Hoffman's fans would mail him pictures of his positive stickers in public places throughout the world, including Russia, Cambodia and even the Great Wall of China. He's now distributed some 2 million stickers, most of which he's given away for free.

"There was no plan. Every step of the way, it has just organically grown," Hoffman said.

The artist has three other "You Are Beautiful" murals in Chicago. Perhaps his most visible work is a giant version of Hoffman's original sticker which faces southbound traffic on South Lake Shore Drive at Oakwood Boulevard. He also has "Beautiful" murals at Roberto Clemente High School and in Rogers Park at the Morse Avenue Metra underpass.

Hoffman's latest piece of public art is one of three Beverly-area murals that are being completed ahead of the Beverly Art Walk.

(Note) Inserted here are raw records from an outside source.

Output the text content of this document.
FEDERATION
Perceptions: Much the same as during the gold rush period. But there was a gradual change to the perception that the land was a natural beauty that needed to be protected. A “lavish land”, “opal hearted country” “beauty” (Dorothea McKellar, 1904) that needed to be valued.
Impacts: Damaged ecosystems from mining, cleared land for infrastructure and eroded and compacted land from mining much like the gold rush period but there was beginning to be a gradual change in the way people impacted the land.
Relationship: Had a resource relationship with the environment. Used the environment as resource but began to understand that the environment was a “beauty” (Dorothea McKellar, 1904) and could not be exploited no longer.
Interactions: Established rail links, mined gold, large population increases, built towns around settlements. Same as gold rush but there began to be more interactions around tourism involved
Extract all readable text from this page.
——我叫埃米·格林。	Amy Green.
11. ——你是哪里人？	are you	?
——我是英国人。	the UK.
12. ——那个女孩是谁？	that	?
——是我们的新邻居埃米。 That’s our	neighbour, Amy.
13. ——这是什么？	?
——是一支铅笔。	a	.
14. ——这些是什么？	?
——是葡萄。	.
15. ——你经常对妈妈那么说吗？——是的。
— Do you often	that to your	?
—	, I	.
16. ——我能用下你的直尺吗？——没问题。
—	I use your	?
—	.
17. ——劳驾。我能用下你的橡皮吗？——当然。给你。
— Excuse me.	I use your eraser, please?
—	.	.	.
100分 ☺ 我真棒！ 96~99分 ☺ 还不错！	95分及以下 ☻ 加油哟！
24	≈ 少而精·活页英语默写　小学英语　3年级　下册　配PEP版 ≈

The Southwest Side art walk will take place from 2-7 p.m. on Saturday as part of Chicago Artists Month. More than 90 local artists will display their work at 38 venues throughout the Beverly community.

Businesses, vacant storefronts and even homeowners have offered to host makeshift art galleries for the afternoon. A pair of free trolleys will shuttle those interested in viewing the art among the various pop-up exhibitions.

"I'm just happy that the weather is going to be nice," said Monica Wilczak, who organized the event in the hopes of raising the profile of Beverly as a destination for artists.

Wilczak and her husband, Chris, moved to the neighborhood in 2005. For years, the graduates of the Art Institute of Chicago felt they were alone as artists living in Beverly.

That changed last year after they met a few fellow artists at an event coordinated by the Beverly Arts Center. After being introduced to other like-minded individuals, Wilczak sought to bring even more local artists out of the shadows.

The Beverly Art Walk is the culmination of Wilczak's efforts. She said participation has exceeded her goals as more than three times as many artists and venues have signed on for the event than she initially anticipated.

Chris Wilczak will be among the artists featured as part of the Beverly Art Walk. His work will be showcased at Horse Thief Hollow, a brewpub at 10426 S. Western Avenue.

On Thursday, he was also helping to finish a mural on southern wall of the local business. The mural will showcase various Chicago landmarks and neighborhoods atop a giant map of the city.

The third mural planned as part of the Beverly Art Walk will be on display at 99th Street and Walden Parkway. The mural will have a storefront motif and faces the Metra tracks.

Chris Wilczak wasn't sure if the mural at Horse Thief Hollow would be completed by Saturday. Regardless, he said the Beverly Art Walk has already been successful in raising the profile of the neighborhood among artists. The event has also successfully coaxed many local artisans to showcase their craft.

"We've found a lot of artists that work from home, and their artwork doesn't doesn't get out that often," Chris Wilczak said.